O presidente da Faep lembrou que, no Paraná, onde quase 90% das propriedades são pequenas e médias, considerar 20% de reserva é inviável. “Em alguns casos, quando há várias nascentes na propriedade, até 30% da área tem que ser deixada como reserva legal. Com isso, o produtor fica economicamente inviabilizado de explorar sua propriedade. Será uma verdadeira reforma agrária às avessas, tirando o homem do campo e colocando ele na cidade. E ninguém, na sociedade, quer mais pobreza no Brasil”, disse.
RELEVÂNCIA – Para o presidente da Coamo, José Aroldo Gallassini, presente no evento em Maringá, a lei ambiental brasileira precisa ser alterada, para que a agricultura continue sendo viabilizada. “Esse movimento é certo porque temos quer mudar a lei ambiental brasileira, que na prática não está funcionando, não se admite que o produtor perca 20% da sua renda e também municípios e estados, e o nosso país que produz 145 milhões de toneladas deixe de produzir 25 milhões de toneladas. Os produtores estão plantando dessa maneira há mais de 40 anos e essa lei do jeito que está vai inviabilizar a agricultura. A mudança da lei passa por esta mobilização pressionando os políticos para resolver este problema, que criou uma indústria jurídica com entidades e ONG’s multando produtores que só querem a recomposição da mata ciliar. Por isso, é preciso aprovar as alterações na lei”, considera Gallassini.
RESPEITO – Nos encontros, dirigentes pronunciaram diante de milhares de produtores rurais exigindo respeito e dignidade para quem planta e produz alimentos nesse país. “O produtor rural não é bandido, e, portanto, não merece que a polícia entre na sua propriedade e o leve algemado e no camburão”, disse Meneguette. Os encontros que aconteceram no período de 20 a 28 de março nas regiões de Maringá, Cascavel, Guarapuava, Irati, Cornélio Procópio, Umuarama, Pato Branco e Castro, contam com a participação do presidente do Instituto Ambiental do Paraná (IAP), Vitor Hugo Burko, que afirma: “O IAP é parceiro e está de portas abertas para construir com vocês um boa política ambiental”.
Quanto a fiscalização das propriedades, Burko diz que isso está mudando. “A fiscalização está se tornando uma coisa menos conflitiva com a sociedade.
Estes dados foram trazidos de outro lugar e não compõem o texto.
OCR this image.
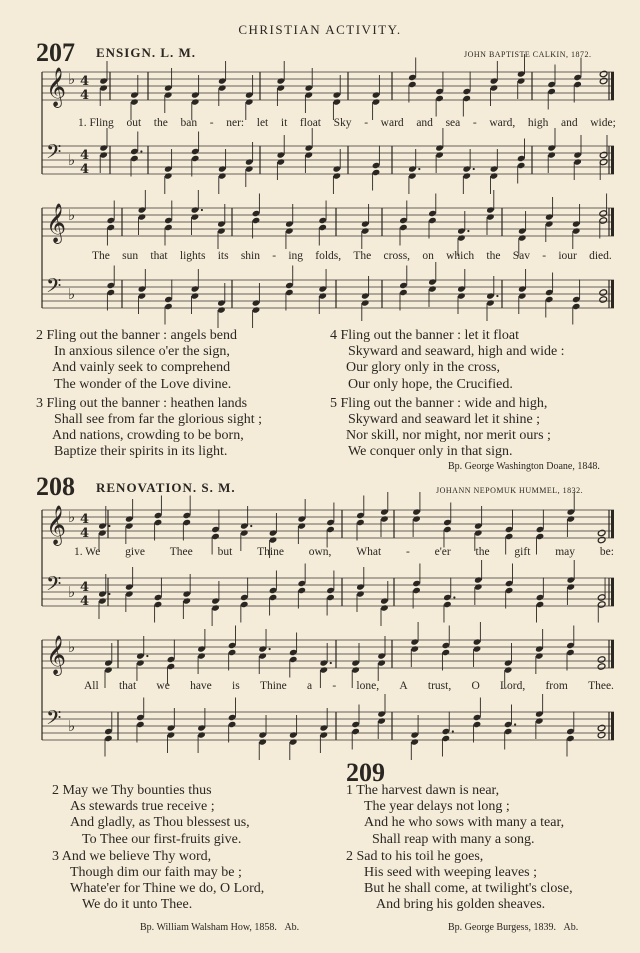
CHRISTIAN ACTIVITY.
207 ENSIGN. L. M.	JOHN BAPTISTE CALKIN, 1872.
𝄞 ♭ 4
4
𝄢 ♭ 4
4
1. Fling out the ban - ner: let it float Sky - ward and sea - ward, high and wide;
𝄞 ♭
𝄢 ♭
The sun that lights its shin - ing folds, The cross, on which the Sav - iour died.
2 Fling out the banner : angels bend
In anxious silence o'er the sign,
And vainly seek to comprehend
The wonder of the Love divine.
3 Fling out the banner : heathen lands
Shall see from far the glorious sight ;
And nations, crowding to be born,
Baptize their spirits in its light.
4 Fling out the banner : let it float
Skyward and seaward, high and wide :
Our glory only in the cross,
Our only hope, the Crucified.
5 Fling out the banner : wide and high,
Skyward and seaward let it shine ;
Nor skill, nor might, nor merit ours ;
We conquer only in that sign.
Bp. George Washington Doane, 1848.
208 RENOVATION. S. M.	JOHANN NEPOMUK HUMMEL, 1832.
𝄞 ♭ 4
4
𝄢 ♭ 4
4
1. We give Thee but Thine own, What - e'er the gift may be:
𝄞 ♭
𝄢 ♭
All that we have is Thine a - lone, A trust, O Lord, from Thee.
2 May we Thy bounties thus
As stewards true receive ;
And gladly, as Thou blessest us,
To Thee our first-fruits give.
3 And we believe Thy word,
Though dim our faith may be ;
Whate'er for Thine we do, O Lord,
We do it unto Thee.
Bp. William Walsham How, 1858. Ab.
209
1 The harvest dawn is near,
The year delays not long ;
And he who sows with many a tear,
Shall reap with many a song.
2 Sad to his toil he goes,
His seed with weeping leaves ;
But he shall come, at twilight's close,
And bring his golden sheaves.
Bp. George Burgess, 1839. Ab.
As multas serão gerenciadas de outra forma, de jeito mais eficiente e mais transparente. Tudo isso faz parte de um processo pelo qual estamos passando e temos que passar. Que é o aprimoramento das nossas normas e a definição objetiva das relações que temos que ter em sociedade para conseguirmos viver bem e garantir a sobrevivência das futuras gerações”, afirmou. (Com informações Boletim Faep)
O ministro de Agricultura, Pecuária e Abastecimento (Mapa), Reinhold Stephanes, disse é preciso rever o Decreto 6.686, que prorrogou até 11 de dezembro de 2009, o prazo para que os produtores rurais averbem as áreas de Reserva Legal de suas propriedades. “A exigência de conservação de 20% na reserva legal fará com que uma grande parte dos produtores brasileiros deixe de existir”.
NÚMEROS – Dados da Empresa Brasileira de Pesquisa Agropecuária (Embrapa) informam que o Brasil tem 851 milhões de hectares, dos quais apenas 25% seria passível de ocupação agrícola e 75% do território brasileiro não pode ser utilizado para atividades econômicas. “Toda a soja produzida no Brasil (57,6 milhões de toneladas) ocupa apenas 3% do território nacional e a produção total de grãos (157,6 milhões de toneladas) ocupa 7,0% do território brasileiro”, afirma o ministro da Agricultura Reinhold Stephanes.
PROPOSTAS – O ministro Stephanes apresenta as seguintes propostas para adequar o decreto à realidade do setor: considerar que os produtores que tem APP’s (Mata Ciliar) de 20% não precisem de reserva legal; permitir que no Centro-Sul Brasileiro possa plantar em áreas de encostas e topo de morros, não punir os produtores que se apresentarem para regulamentar sua terra que não esteja enquadrada no decreto por questões muitas vezes alheias a sua vontade, entre outras.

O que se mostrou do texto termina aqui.